Pumpkin Whoopie Pies (Gobbs) - cooking recipe

Ingredients
    1 1/2 cups all-purpose flour
    1 1/2 teaspoons baking powder
    1 1/2 teaspoons baking soda
    1 1/2 teaspoons ground cinnamon
    1 1/2 teaspoons ground nutmeg
    1 teaspoon powdered sugar
    1/2 teaspoon salt
    9 eggs
    1 1/2 cups sugar
    1 (15 ounce) can pure pumpkin puree
    16 ounces cream cheese, at room temperature
    1 cup powdered sugar
    4 ounces unsalted butter, at room temp
    2 teaspoons vanilla
Preparation
    Cake:.
    Preheat oven to 375f.
    Combine flour,baking powder, baking soda, cinnamon, nutmeg & salt & set aside.
    Beat eggs on medium speed & slowly add sugar until combined & slightly thickened.
    Add pumpkin & beat to combine thoroughly.
    Add dry ingredients to pumpkin mixture & mix gently until just combined (no longer).
    Place parchment paper on baking sheet & dollop heaped tablespoons of mix about 2 1/2 inches round onto tray (about 10-12 per tray).

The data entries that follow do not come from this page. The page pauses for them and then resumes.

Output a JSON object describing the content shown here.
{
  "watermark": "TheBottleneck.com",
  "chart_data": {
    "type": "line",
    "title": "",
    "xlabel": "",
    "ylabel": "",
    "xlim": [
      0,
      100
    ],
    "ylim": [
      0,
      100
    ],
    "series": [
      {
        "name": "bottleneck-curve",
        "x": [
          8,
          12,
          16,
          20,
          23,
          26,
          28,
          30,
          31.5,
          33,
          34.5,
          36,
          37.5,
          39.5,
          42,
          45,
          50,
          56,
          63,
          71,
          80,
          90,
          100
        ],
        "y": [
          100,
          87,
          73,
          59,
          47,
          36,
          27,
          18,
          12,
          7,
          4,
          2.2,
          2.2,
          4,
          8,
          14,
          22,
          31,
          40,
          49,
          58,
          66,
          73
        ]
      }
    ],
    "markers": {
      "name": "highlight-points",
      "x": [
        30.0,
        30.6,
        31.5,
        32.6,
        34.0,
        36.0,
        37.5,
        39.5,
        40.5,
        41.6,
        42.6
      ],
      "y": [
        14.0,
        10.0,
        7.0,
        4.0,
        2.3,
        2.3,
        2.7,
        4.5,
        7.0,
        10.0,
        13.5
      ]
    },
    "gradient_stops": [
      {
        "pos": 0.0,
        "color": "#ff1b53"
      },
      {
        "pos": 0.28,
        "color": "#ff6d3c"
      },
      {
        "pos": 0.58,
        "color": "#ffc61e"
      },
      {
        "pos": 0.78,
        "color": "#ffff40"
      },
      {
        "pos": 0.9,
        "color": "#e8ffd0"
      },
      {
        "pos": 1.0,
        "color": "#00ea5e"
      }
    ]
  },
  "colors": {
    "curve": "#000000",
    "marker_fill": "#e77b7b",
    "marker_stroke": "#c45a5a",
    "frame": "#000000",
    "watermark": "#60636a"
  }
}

    Bake for 13-15 minutes until cakes spring back when touched.
    Remove cakes & paper from tray to cool.
    When cooled completely, dust with powdered sugar using sieve & turn half of the cakes over to have the flat side up.
    Filling:
    Combine cream cheese, butter, vanilla, powdered sugar & beat on medium high speed until combined.
    Put mix into piping bag or zip lock bag with one bottom corner snipped off & squeeze about 3 tablespoons of filling onto the flat side of half the cakes.
    Top with the dry half of the cakes & push gently to fill out your pies.
    Keep chilled in air tight container.